WWD.com/beauty-industry-news/financial/liz-profits-rise-but-wall-street-unsatisfied-581556/
government-trade
government-trade

Liz Profits Rise but Wall Street Unsatisfied

Liz Claiborne turned in fourth-quarter profits of $82.7 million, a 13 percent increase, but couldn't keep Wall Street happy, as the stock dropped.

NEW YORK — Liz Claiborne Inc. turned in fourth-quarter profits of $82.7 million, or 75 cents a diluted share, a 13.1 percent increase, but couldn’t keep Wall Street happy.

Anxious, perhaps, because of the continued sales decline of the core Liz Claiborne brand and 2005 forecasts, investors traded shares of the firm down $2.34 or 5.4 percent to $41.37 on the New York Stock Exchange Wednesday.

“The retail climate is currently challenging, and we will continue to plan our businesses conservatively, focusing on solid execution and disciplined inventory management,” chairman and chief executive officer Paul Charron said in a statement.

The quarter’s profits compared with year-ago earnings of $73.1 million, or 66 cents. Sales for the three months ended Jan. 1 jumped 16.1 percent to $1.2 billion compared with $1.03 billion a year earlier.

For the year, net income rose 12.1 percent to $313.6 million, or $2.85 a diluted share, on a 9.2 percent increase in sales to $4.63 billion.

“There were questions about the Liz brand again, downsizing it further and I think people didn’t want that to happen,” said analyst Jennifer Black of Jennifer Black & Associates.

Sales of the core Liz brand dropped 18.8 percent in 2004 and are projected to decline by mid- to high-single digits this year.

She said the forecast is not as robust as some on Wall Street would have liked.

“Management painted a conservative picture,” said Black. “The market took it literally and isn’t giving them any credit for their diversification. I’m really surprised at the reaction.”

Without the aid of any future acquisitions, Claiborne is looking for earnings of $2.96 to $3.02 a share in 2005 on a 6 to 8 percent increase in sales. The profit forecast includes a planned accounting change and a move away from stock options that is expected to cut earnings by 10 to 12 cents a share. Wall Street was looking for earnings of $3.13.

However, it’s hard to envision Claiborne making it through the year without some sort of deal.

Traditionally one of the most acquisitive companies in the apparel industry  — snatching up the likes of Enyce, Juicy Couture and Ellen Tracy in recent years — Claiborne did not make any acquisitions in 2004 and made just one small deal this year, buying C&C California for an initial price of $28 million in January.

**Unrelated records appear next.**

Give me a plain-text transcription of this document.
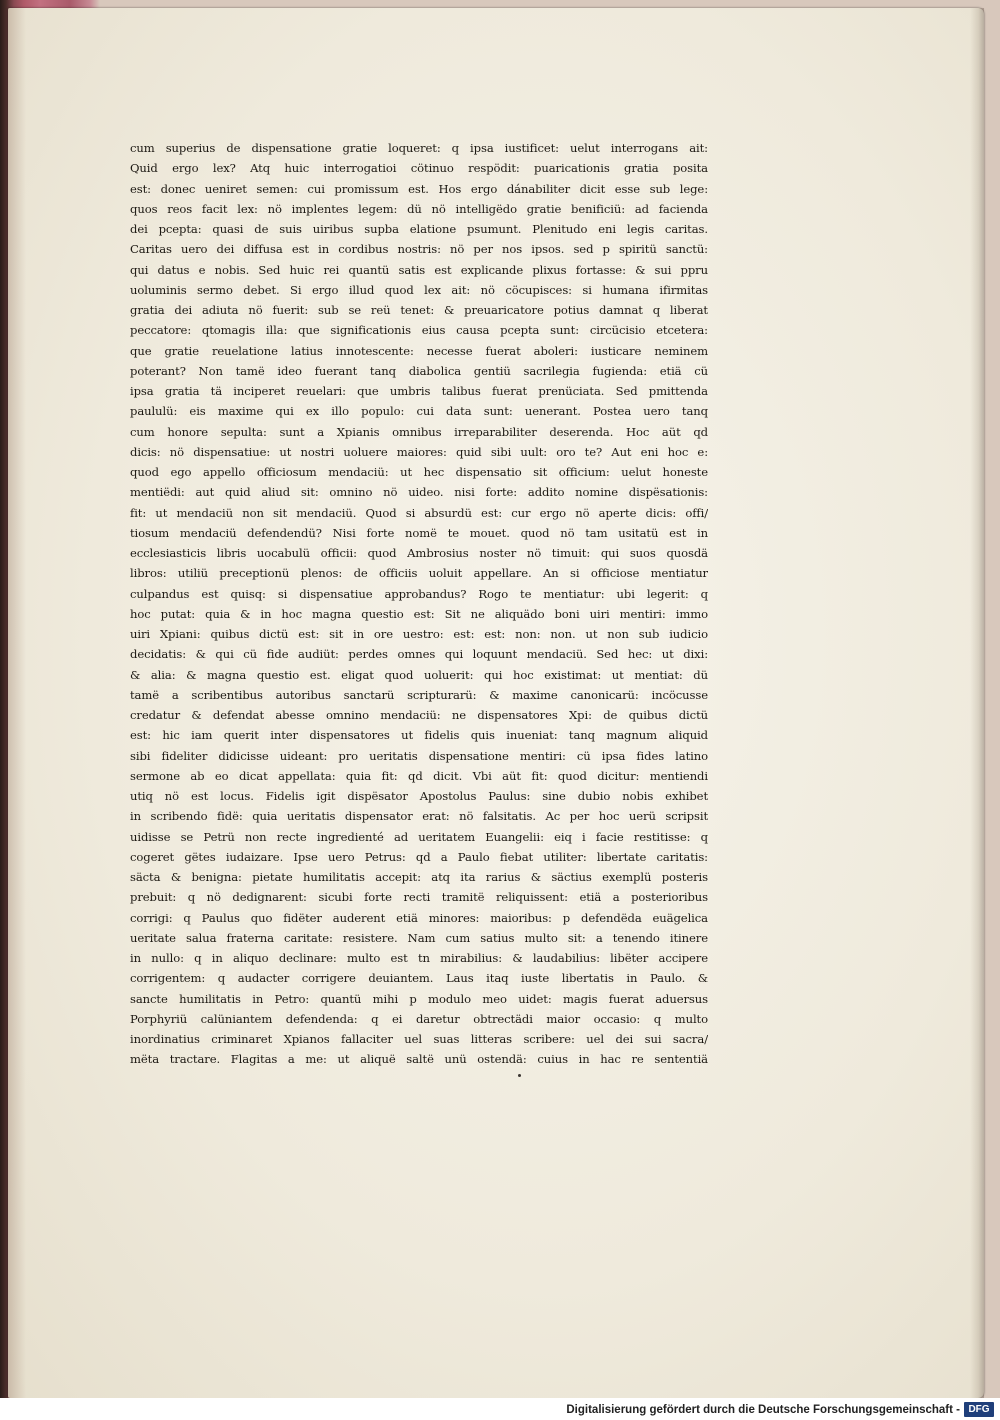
cum superius de dispensatione gratie loqueret: q ipsa iustificet: uelut interrogans ait:
Quid ergo lex? Atq huic interrogatioi cötinuo respödit: puaricationis gratia posita
est: donec ueniret semen: cui promissum est. Hos ergo dánabiliter dicit esse sub lege:
quos reos facit lex: nö implentes legem: dü nö intelligëdo gratie benificiü: ad facienda
dei pcepta: quasi de suis uiribus supba elatione psumunt. Plenitudo eni legis caritas.
Caritas uero dei diffusa est in cordibus nostris: nö per nos ipsos. sed p spiritü sanctü:
qui datus e nobis. Sed huic rei quantü satis est explicande plixus fortasse: & sui ppru
uoluminis sermo debet. Si ergo illud quod lex ait: nö cöcupisces: si humana ifirmitas
gratia dei adiuta nö fuerit: sub se reü tenet: & preuaricatore potius damnat q liberat
peccatore: qtomagis illa: que significationis eius causa pcepta sunt: circücisio etcetera:
que gratie reuelatione latius innotescente: necesse fuerat aboleri: iusticare neminem
poterant? Non tamë ideo fuerant tanq diabolica gentiü sacrilegia fugienda: etiä cü
ipsa gratia tä inciperet reuelari: que umbris talibus fuerat prenüciata. Sed pmittenda
paululü: eis maxime qui ex illo populo: cui data sunt: uenerant. Postea uero tanq
cum honore sepulta: sunt a Xpianis omnibus irreparabiliter deserenda. Hoc aüt qd
dicis: nö dispensatiue: ut nostri uoluere maiores: quid sibi uult: oro te? Aut eni hoc e:
quod ego appello officiosum mendaciü: ut hec dispensatio sit officium: uelut honeste
mentiëdi: aut quid aliud sit: omnino nö uideo. nisi forte: addito nomine dispësationis:
fit: ut mendaciü non sit mendaciü. Quod si absurdü est: cur ergo nö aperte dicis: offi/
tiosum mendaciü defendendü? Nisi forte nomë te mouet. quod nö tam usitatü est in
ecclesiasticis libris uocabulü officii: quod Ambrosius noster nö timuit: qui suos quosdä
libros: utiliü preceptionü plenos: de officiis uoluit appellare. An si officiose mentiatur
culpandus est quisq: si dispensatiue approbandus? Rogo te mentiatur: ubi legerit: q
hoc putat: quia & in hoc magna questio est: Sit ne aliquädo boni uiri mentiri: immo
uiri Xpiani: quibus dictü est: sit in ore uestro: est: est: non: non. ut non sub iudicio
decidatis: & qui cü fide audiüt: perdes omnes qui loquunt mendaciü. Sed hec: ut dixi:
& alia: & magna questio est. eligat quod uoluerit: qui hoc existimat: ut mentiat: dü
tamë a scribentibus autoribus sanctarü scripturarü: & maxime canonicarü: incöcusse
credatur & defendat abesse omnino mendaciü: ne dispensatores Xpi: de quibus dictü
est: hic iam querit inter dispensatores ut fidelis quis inueniat: tanq magnum aliquid
sibi fideliter didicisse uideant: pro ueritatis dispensatione mentiri: cü ipsa fides latino
sermone ab eo dicat appellata: quia fit: qd dicit. Vbi aüt fit: quod dicitur: mentiendi
utiq nö est locus. Fidelis igit dispësator Apostolus Paulus: sine dubio nobis exhibet
in scribendo fidë: quia ueritatis dispensator erat: nö falsitatis. Ac per hoc uerü scripsit
uidisse se Petrü non recte ingredienté ad ueritatem Euangelii: eiq i facie restitisse: q
cogeret gëtes iudaizare. Ipse uero Petrus: qd a Paulo fiebat utiliter: libertate caritatis:
säcta & benigna: pietate humilitatis accepit: atq ita rarius & säctius exemplü posteris
prebuit: q nö dedignarent: sicubi forte recti tramitë reliquissent: etiä a posterioribus
corrigi: q Paulus quo fidëter auderent etiä minores: maioribus: p defendëda euägelica
ueritate salua fraterna caritate: resistere. Nam cum satius multo sit: a tenendo itinere
in nullo: q in aliquo declinare: multo est tn mirabilius: & laudabilius: libëter accipere
corrigentem: q audacter corrigere deuiantem. Laus itaq iuste libertatis in Paulo. &
sancte humilitatis in Petro: quantü mihi p modulo meo uidet: magis fuerat aduersus
Porphyriü calüniantem defendenda: q ei daretur obtrectädi maior occasio: q multo
inordinatius criminaret Xpianos fallaciter uel suas litteras scribere: uel dei sui sacra/
mëta tractare. Flagitas a me: ut aliquë saltë unü ostendä: cuius in hac re sententiä
Digitalisierung gefördert durch die Deutsche Forschungsgemeinschaft - DFG
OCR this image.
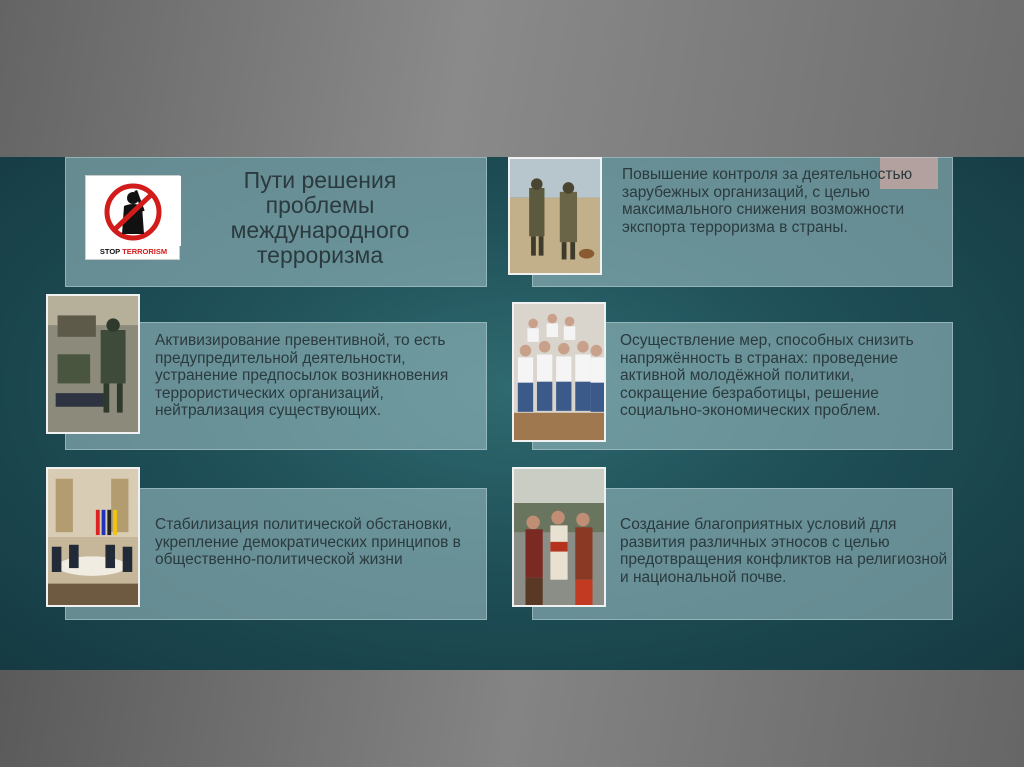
STOP TERRORISM
Пути решения проблемы международного терроризма
Повышение контроля за деятельностью зарубежных организаций, с целью максимального снижения возможности экспорта терроризма в страны.
Активизирование превентивной, то есть предупредительной деятельности, устранение предпосылок возникновения террористических организаций, нейтрализация существующих.
Осуществление мер, способных снизить напряжённость в странах: проведение активной молодёжной политики, сокращение безработицы, решение социально-экономических проблем.
Стабилизация политической обстановки, укрепление демократических принципов в общественно-политической жизни
Создание благоприятных условий для развития различных этносов с целью предотвращения конфликтов на религиозной и национальной почве.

The planned combination of Federated Department Stores and May Department Stores, which was made official on Monday, might influence the acquisition path Claiborne and vendors throughout the industry ultimately take. Together, May and Federated account for 22 percent of the firm’s business.

“There’s no question in my mind that this megamerger…will stimulate a consolidation on the wholesaler side,” Charron said on a conference call with Wall Street. “In some cases, it will be consolidation out of necessity.”

Companies, even very large ones, are going to look to gain both scale and substance through deal-making.

Charron said Claiborne wouldn’t stray from its core strategies or stretch to make a deal that was too risky, though. “The question then becomes, what is the definition of financial attractiveness?”

Historically, financial attractiveness for Claiborne’s acquisitions meant that they would  add to earnings within a year, he said. A bigger deal, however, might not be accretive within a year.

“Stay tuned,” Charron said. “A lot of rules are being rewritten. It’s going to be a very interesting space to operate in for the next two or three years.”

Many of the rules of the fashion game have already changed since Charron joined Claiborne in 1994, as can be seen by the sheer breadth and diversity of the firm’s portfolio of  businesses. Juicy Couture, which had sales of $47 million when Claiborne acquired it in 2002, is now nearly four times larger, opened its first store in Las Vegas in October and is pulling in sales there in excess of $1,000 a square foot. Claiborne also added 19 new Sigrid Olsen stores last year and 20 more are on the way this year.

“The bottom line is that we have shifted away from American department stores frankly as their share of the total market has declined,” said Charron. “They’re still a large and profitable portion of our business. Barring some sector turnaround, they will probably become less important to us.”